My Mema didn’t know me when I visited today. This is the first time that’s ever happened and although I psych myself up for this possibility each time I visit, I’m still sad.
Mema was born in 1913, the youngest of nine children. Most of her nieces and nephews were born before her and now she’s the last of her family, excepting greats. Mema witnessed the dawn of automobiles, two World Wars, the Roaring Twenties, the Great Depression, the Dust Bowl, desegregation, the advent of color TV, the assassination of Kennedy, the Vietnam War, the rise AND fall of communism, the sexual revolution and the arrival of the computer age. She was married 60 years to my Papa and raised two boys. She outlived a daughter, two grandchildren, a husband and one son. She met Roy Rogers before he was Roy Rogers. Mema worked outside the home for many years and after retirement continued to garden, can, travel, take care of her neighbors and exercise each day until she was in her early 90s. She never much liked to talk about the past, so now that she sometimes wanders in time, I pay close attention, trying to piece together her amazing journey through history. Of course to her it wasn’t history. It was each day of her life lived the best way she knew how to live it.

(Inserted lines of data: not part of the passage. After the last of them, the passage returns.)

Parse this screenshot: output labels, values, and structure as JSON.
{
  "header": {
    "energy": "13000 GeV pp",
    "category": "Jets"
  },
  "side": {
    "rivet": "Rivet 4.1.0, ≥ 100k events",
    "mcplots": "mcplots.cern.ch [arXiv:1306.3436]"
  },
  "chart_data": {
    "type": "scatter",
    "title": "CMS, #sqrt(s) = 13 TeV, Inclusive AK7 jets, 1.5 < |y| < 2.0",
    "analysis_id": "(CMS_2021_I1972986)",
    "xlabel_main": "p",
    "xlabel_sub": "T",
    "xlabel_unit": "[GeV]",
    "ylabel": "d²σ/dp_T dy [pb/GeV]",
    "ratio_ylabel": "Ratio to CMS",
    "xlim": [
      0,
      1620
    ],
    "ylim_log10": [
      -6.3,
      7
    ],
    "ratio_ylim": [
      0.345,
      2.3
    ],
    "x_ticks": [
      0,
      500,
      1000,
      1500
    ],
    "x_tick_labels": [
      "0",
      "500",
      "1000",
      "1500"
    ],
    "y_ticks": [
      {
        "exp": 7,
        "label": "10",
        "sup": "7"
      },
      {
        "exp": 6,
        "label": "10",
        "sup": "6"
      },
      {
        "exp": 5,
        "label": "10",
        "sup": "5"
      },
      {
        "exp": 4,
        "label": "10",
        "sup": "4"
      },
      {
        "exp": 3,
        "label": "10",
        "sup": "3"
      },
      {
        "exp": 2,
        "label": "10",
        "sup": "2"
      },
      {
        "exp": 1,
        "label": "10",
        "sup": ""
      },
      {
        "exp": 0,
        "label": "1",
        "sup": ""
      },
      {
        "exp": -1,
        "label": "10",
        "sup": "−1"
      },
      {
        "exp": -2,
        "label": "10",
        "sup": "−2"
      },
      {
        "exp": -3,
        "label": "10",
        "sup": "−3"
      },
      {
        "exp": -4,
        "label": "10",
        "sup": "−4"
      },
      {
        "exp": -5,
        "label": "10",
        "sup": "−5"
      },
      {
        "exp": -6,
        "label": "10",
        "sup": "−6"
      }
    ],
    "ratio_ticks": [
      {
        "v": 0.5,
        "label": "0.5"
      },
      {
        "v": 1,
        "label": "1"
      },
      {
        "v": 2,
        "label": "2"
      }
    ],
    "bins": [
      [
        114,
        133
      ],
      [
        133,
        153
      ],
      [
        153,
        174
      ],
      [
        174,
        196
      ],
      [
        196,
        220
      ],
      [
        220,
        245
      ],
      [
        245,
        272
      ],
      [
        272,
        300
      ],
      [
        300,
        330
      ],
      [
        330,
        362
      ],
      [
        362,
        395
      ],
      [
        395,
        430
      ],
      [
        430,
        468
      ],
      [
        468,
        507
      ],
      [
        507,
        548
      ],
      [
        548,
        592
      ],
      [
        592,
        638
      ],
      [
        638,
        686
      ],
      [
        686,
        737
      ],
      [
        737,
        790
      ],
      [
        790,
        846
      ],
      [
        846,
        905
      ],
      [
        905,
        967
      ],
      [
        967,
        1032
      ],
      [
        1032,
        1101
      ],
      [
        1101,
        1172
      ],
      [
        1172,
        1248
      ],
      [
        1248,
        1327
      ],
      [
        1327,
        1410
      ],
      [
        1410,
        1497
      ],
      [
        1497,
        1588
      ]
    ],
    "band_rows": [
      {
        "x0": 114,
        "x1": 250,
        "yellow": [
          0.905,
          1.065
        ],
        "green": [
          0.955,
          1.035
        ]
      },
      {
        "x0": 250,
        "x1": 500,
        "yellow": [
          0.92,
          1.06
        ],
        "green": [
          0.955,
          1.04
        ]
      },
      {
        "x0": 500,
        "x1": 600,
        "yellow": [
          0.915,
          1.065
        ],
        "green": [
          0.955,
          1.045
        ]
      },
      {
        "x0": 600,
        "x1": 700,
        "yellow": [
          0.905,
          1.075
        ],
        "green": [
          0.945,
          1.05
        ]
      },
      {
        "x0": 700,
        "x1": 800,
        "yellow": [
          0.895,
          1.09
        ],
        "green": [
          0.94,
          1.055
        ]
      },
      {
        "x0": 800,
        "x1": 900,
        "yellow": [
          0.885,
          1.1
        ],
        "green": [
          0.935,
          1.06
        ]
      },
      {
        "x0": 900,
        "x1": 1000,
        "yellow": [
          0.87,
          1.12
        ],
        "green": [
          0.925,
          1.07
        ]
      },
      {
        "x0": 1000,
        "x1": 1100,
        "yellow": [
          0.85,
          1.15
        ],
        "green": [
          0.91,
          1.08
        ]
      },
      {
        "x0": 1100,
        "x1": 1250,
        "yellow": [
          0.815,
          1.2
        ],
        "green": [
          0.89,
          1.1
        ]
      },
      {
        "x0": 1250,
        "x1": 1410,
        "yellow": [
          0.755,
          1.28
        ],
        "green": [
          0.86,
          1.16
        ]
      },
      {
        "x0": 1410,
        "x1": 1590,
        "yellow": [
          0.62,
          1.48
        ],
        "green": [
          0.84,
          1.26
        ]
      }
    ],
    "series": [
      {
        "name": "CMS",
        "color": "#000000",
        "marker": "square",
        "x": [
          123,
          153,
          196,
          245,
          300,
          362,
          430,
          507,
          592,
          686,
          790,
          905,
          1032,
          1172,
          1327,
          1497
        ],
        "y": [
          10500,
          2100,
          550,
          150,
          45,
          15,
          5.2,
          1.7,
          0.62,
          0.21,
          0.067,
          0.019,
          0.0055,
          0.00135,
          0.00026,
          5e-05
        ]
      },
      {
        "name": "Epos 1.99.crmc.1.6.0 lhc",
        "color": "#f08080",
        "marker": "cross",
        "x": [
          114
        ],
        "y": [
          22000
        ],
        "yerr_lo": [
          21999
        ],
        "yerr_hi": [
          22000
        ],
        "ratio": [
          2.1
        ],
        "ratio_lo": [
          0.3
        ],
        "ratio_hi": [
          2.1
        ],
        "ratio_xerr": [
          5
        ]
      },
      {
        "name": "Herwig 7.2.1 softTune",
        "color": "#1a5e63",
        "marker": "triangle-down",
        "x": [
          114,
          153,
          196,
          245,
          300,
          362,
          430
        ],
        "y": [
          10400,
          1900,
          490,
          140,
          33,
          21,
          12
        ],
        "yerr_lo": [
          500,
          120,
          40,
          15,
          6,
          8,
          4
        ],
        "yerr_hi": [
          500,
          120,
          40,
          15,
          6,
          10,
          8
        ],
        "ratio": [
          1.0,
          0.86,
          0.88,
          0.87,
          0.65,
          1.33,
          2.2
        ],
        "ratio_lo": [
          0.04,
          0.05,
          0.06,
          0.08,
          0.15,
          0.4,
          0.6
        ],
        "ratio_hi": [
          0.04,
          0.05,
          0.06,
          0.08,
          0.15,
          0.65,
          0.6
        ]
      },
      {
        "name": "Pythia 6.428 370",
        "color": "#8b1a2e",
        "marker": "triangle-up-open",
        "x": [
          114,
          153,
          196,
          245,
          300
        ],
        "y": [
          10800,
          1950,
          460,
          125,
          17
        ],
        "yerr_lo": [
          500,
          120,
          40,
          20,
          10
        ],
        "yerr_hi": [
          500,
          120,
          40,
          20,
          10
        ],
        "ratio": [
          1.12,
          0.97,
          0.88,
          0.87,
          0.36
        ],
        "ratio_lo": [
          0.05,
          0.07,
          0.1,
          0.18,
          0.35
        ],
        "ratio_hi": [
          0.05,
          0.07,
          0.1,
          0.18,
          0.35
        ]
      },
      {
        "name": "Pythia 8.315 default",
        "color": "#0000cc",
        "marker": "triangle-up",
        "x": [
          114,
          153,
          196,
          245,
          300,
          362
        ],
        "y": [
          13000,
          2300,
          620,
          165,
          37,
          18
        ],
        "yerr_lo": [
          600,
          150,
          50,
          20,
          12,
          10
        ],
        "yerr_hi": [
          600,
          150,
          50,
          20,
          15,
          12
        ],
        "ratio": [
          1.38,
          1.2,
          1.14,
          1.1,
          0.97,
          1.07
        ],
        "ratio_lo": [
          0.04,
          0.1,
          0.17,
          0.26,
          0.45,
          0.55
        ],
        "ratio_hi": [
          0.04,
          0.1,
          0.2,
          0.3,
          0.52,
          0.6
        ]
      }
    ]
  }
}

Mema had a humdinger of a fall last week and after much wailing and gnashing of teeth (the nurses, not me- I’m stubborn) we finally reached a place of minimum pain with minimum drugs. Of course even the minimum of drugs have kept her pretty much asleep for the past week. The plan is to cut back on the painkillers beginning tomorrow. Maybe that will wake her up and she’ll know me again. I hope so, but I’m not expecting it. It seems that once something is gone, it never really comes back in a permanent way.
I do know that even if Mema is not exactly sure who I am, she still knows that I love her and I know that she loves me. It’s enough.